Разумеется, всю политическую ситуацию я рассматриваю с сугубо личной позиции тринадцатилетнего подростка. Поскольку наша семья не входила в элиту управления власти, то, соответственно, ни мы, ни ближайшее наше окружение, такое как соседи, учителя, сотрудники, наши родственники, – никто не подвергся известным репрессиям со стороны правоохранительных органов. Соответственно, нам не было известно ни о репрессиях, ни о «гулагах».

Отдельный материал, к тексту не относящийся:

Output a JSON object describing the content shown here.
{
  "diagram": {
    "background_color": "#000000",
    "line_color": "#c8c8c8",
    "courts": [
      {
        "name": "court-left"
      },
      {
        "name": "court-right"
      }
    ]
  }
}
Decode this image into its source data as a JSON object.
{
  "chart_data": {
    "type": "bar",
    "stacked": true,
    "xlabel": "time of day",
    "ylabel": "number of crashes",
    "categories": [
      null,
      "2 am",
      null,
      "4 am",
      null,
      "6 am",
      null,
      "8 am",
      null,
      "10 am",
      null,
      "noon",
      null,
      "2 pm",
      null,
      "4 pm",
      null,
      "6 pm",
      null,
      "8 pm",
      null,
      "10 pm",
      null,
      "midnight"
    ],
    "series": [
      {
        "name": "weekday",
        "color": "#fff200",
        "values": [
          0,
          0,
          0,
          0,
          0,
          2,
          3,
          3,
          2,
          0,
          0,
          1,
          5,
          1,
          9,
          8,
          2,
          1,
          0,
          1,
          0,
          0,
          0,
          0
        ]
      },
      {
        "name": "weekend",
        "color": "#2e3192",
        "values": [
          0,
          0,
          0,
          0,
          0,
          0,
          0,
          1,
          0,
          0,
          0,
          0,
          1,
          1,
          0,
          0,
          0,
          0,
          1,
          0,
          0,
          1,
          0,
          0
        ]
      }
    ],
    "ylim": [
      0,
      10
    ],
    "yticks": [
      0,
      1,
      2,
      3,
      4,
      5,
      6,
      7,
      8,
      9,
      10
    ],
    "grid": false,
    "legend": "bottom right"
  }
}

На этот праздник я, по разнарядке классного руководителя, попал в список участников демонстрации от нашей 171-й школы. На основе ежегодной замены список обновлялся каждый праздник. Вот впервые подошла и моя очередь отдать свой ученический долг. Нельзя сказать, что я был особенно огорчен этой ситуацией. Хотелось поучаствовать и даже, возможно, попасть в документальный киножурнал «Новости дня», да и вообще, вживую увидеть наших республиканских руководителей.

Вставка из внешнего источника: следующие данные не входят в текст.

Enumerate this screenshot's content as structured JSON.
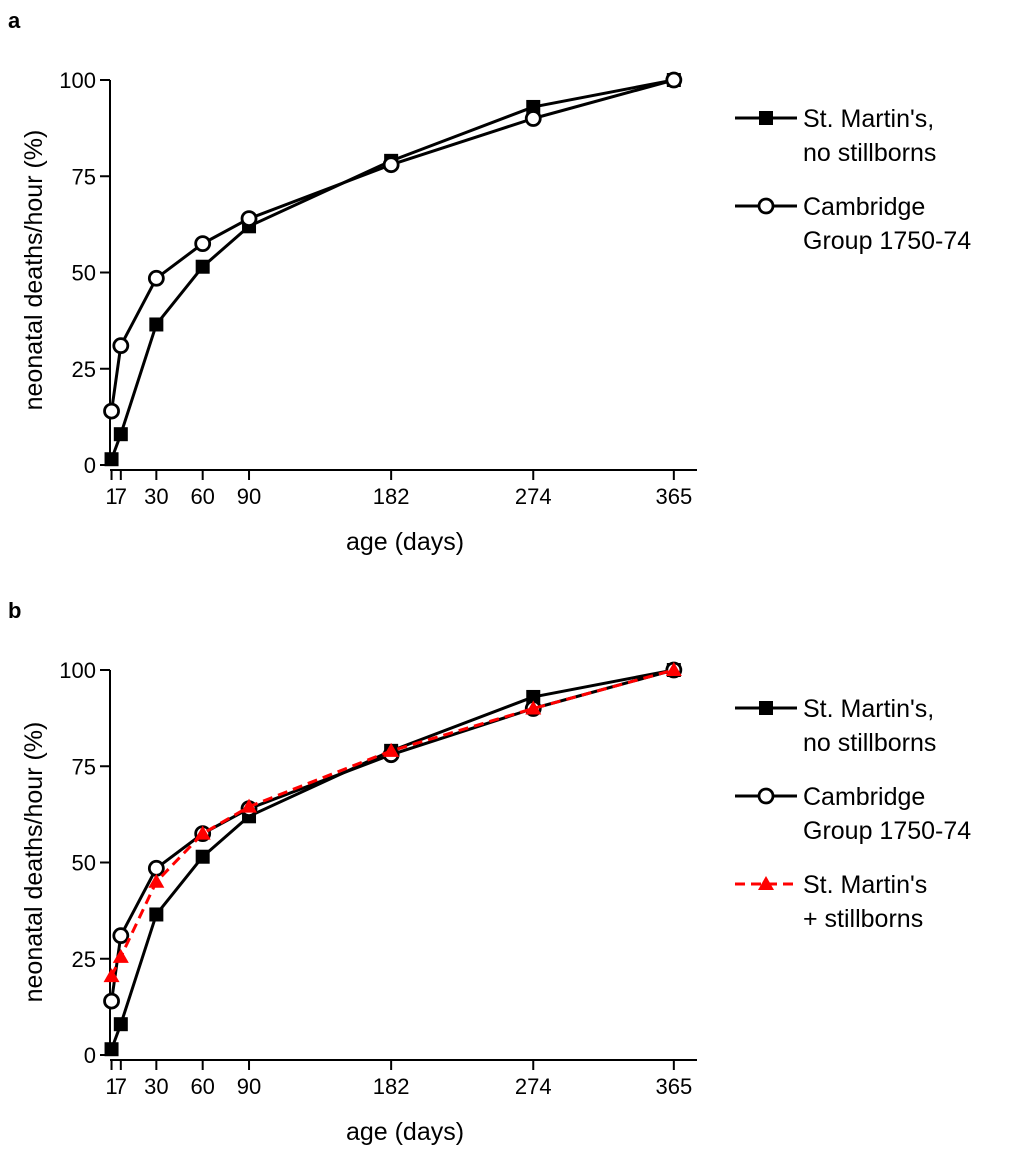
{
  "chart_data": [
    {
      "panel": "a",
      "type": "line",
      "xlabel": "age (days)",
      "ylabel": "neonatal deaths/hour (%)",
      "xlim": [
        0,
        380
      ],
      "ylim": [
        0,
        100
      ],
      "xticks": [
        1,
        7,
        30,
        60,
        90,
        182,
        274,
        365
      ],
      "yticks": [
        0,
        25,
        50,
        75,
        100
      ],
      "legend_position": "right",
      "series": [
        {
          "name_lines": [
            "St. Martin's,",
            "no stillborns"
          ],
          "color": "#000000",
          "line_style": "solid",
          "marker": "filled-square",
          "x": [
            1,
            7,
            30,
            60,
            90,
            182,
            274,
            365
          ],
          "y": [
            1.5,
            8,
            36.5,
            51.5,
            62,
            79,
            93,
            100
          ]
        },
        {
          "name_lines": [
            "Cambridge",
            "Group 1750-74"
          ],
          "color": "#000000",
          "line_style": "solid",
          "marker": "open-circle",
          "x": [
            1,
            7,
            30,
            60,
            90,
            182,
            274,
            365
          ],
          "y": [
            14,
            31,
            48.5,
            57.5,
            64,
            78,
            90,
            100
          ]
        }
      ]
    },
    {
      "panel": "b",
      "type": "line",
      "xlabel": "age (days)",
      "ylabel": "neonatal deaths/hour (%)",
      "xlim": [
        0,
        380
      ],
      "ylim": [
        0,
        100
      ],
      "xticks": [
        1,
        7,
        30,
        60,
        90,
        182,
        274,
        365
      ],
      "yticks": [
        0,
        25,
        50,
        75,
        100
      ],
      "legend_position": "right",
      "series": [
        {
          "name_lines": [
            "St. Martin's,",
            "no stillborns"
          ],
          "color": "#000000",
          "line_style": "solid",
          "marker": "filled-square",
          "x": [
            1,
            7,
            30,
            60,
            90,
            182,
            274,
            365
          ],
          "y": [
            1.5,
            8,
            36.5,
            51.5,
            62,
            79,
            93,
            100
          ]
        },
        {
          "name_lines": [
            "Cambridge",
            "Group 1750-74"
          ],
          "color": "#000000",
          "line_style": "solid",
          "marker": "open-circle",
          "x": [
            1,
            7,
            30,
            60,
            90,
            182,
            274,
            365
          ],
          "y": [
            14,
            31,
            48.5,
            57.5,
            64,
            78,
            90,
            100
          ]
        },
        {
          "name_lines": [
            "St. Martin's",
            "+ stillborns"
          ],
          "color": "#ff0000",
          "line_style": "dashed",
          "marker": "filled-triangle",
          "x": [
            1,
            7,
            30,
            60,
            90,
            182,
            274,
            365
          ],
          "y": [
            20.5,
            25.5,
            45,
            57.5,
            64.5,
            79,
            90,
            100
          ]
        }
      ]
    }
  ]
}
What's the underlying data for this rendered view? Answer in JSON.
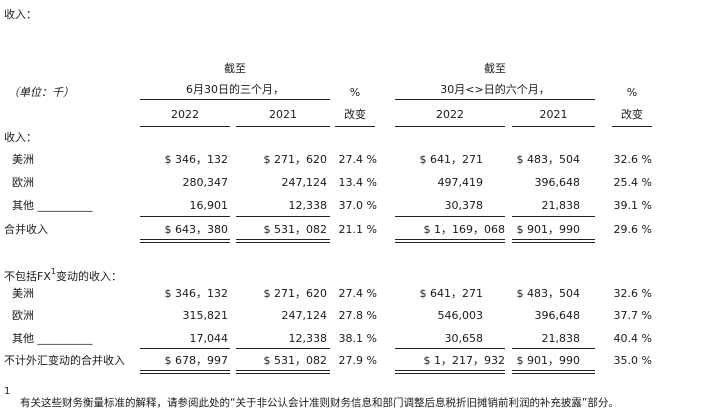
{
  "section_title": "收入：",
  "unit_label": "（单位：千）",
  "header": {
    "three_months_top": "截至",
    "three_months_bottom": "6月30日的三个月，",
    "six_months_top": "截至",
    "six_months_bottom": "30月<>日的六个月，",
    "pct_top": "%",
    "pct_bottom": "改变",
    "year_2022": "2022",
    "year_2021": "2021"
  },
  "revenue": {
    "label": "收入：",
    "rows": [
      {
        "name": "美洲",
        "q2022": "$ 346，132",
        "q2021": "$ 271，620",
        "qpct": "27.4 %",
        "h2022": "$ 641，271",
        "h2021": "$ 483，504",
        "hpct": "32.6 %"
      },
      {
        "name": "欧洲",
        "q2022": "280,347",
        "q2021": "247,124",
        "qpct": "13.4 %",
        "h2022": "497,419",
        "h2021": "396,648",
        "hpct": "25.4 %"
      },
      {
        "name": "其他 __________",
        "q2022": "16,901",
        "q2021": "12,338",
        "qpct": "37.0 %",
        "h2022": "30,378",
        "h2021": "21,838",
        "hpct": "39.1 %"
      }
    ],
    "total": {
      "name": "合并收入",
      "q2022": "$ 643，380",
      "q2021": "$ 531，082",
      "qpct": "21.1 %",
      "h2022": "$ 1，169，068",
      "h2021": "$ 901，990",
      "hpct": "29.6 %"
    }
  },
  "fx": {
    "label_pre": "不包括FX",
    "label_sup": "1",
    "label_post": "变动的收入：",
    "rows": [
      {
        "name": "美洲",
        "q2022": "$ 346，132",
        "q2021": "$ 271，620",
        "qpct": "27.4 %",
        "h2022": "$ 641，271",
        "h2021": "$ 483，504",
        "hpct": "32.6 %"
      },
      {
        "name": "欧洲",
        "q2022": "315,821",
        "q2021": "247,124",
        "qpct": "27.8 %",
        "h2022": "546,003",
        "h2021": "396,648",
        "hpct": "37.7 %"
      },
      {
        "name": "其他 __________",
        "q2022": "17,044",
        "q2021": "12,338",
        "qpct": "38.1 %",
        "h2022": "30,658",
        "h2021": "21,838",
        "hpct": "40.4 %"
      }
    ],
    "total": {
      "name": "不计外汇变动的合并收入",
      "q2022": "$ 678，997",
      "q2021": "$ 531，082",
      "qpct": "27.9 %",
      "h2022": "$ 1，217，932",
      "h2021": "$ 901，990",
      "hpct": "35.0 %"
    }
  },
  "footnote": {
    "marker": "1",
    "text": "有关这些财务衡量标准的解释，请参阅此处的“关于非公认会计准则财务信息和部门调整后息税折旧摊销前利润的补充披露”部分。"
  }
}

Когда я пришел в школу, то девочка (очевидно, старше меня на год-два), стоящая у входа, хорошо отрепетированным командным голосом объясняла группе учащихся условия участия в демонстрации. Краткий курс заключался в следующем: для начала необходимо обзавестись портретом одного из членов Политбюро, хранить его до конца мероприятия, нести его выше своей головы, не опускать и, ни в коем случае, не бросать на землю, а в конце возвратить «члена Политбюро» на то место, где взял. Дальше, к моему сожалению, «курс молодого участника демонстрации» заканчивался. Теперь, по указанному лектором направлению, нужно было брать портрет и строиться на улице. Сожаление окончанием напутствия было настоящим, поскольку я просто-напросто залюбовался девчонкой. Мало того, что она была чрезвычайно энергична и активна, она еще была... ну просто обворожительна. Я готов был продлить слушания, а потому и одновременно смотреть ей в глаза, на губы, на волосы, на руки, на...
Но только сейчас, переведя взгляд на ее грудь, я заметил на ней значок члена ВЛКСМ. «Так вот где таилась погибель моя!.. – промелькнула мысль. – Значит, она из комсомольского актива! Вот почему она такая бойкая и громкая!» Мне стало как-то неловко, а вернее, некомфортно, ибо я еще не встал в ряды этой гордой и политизированной организации.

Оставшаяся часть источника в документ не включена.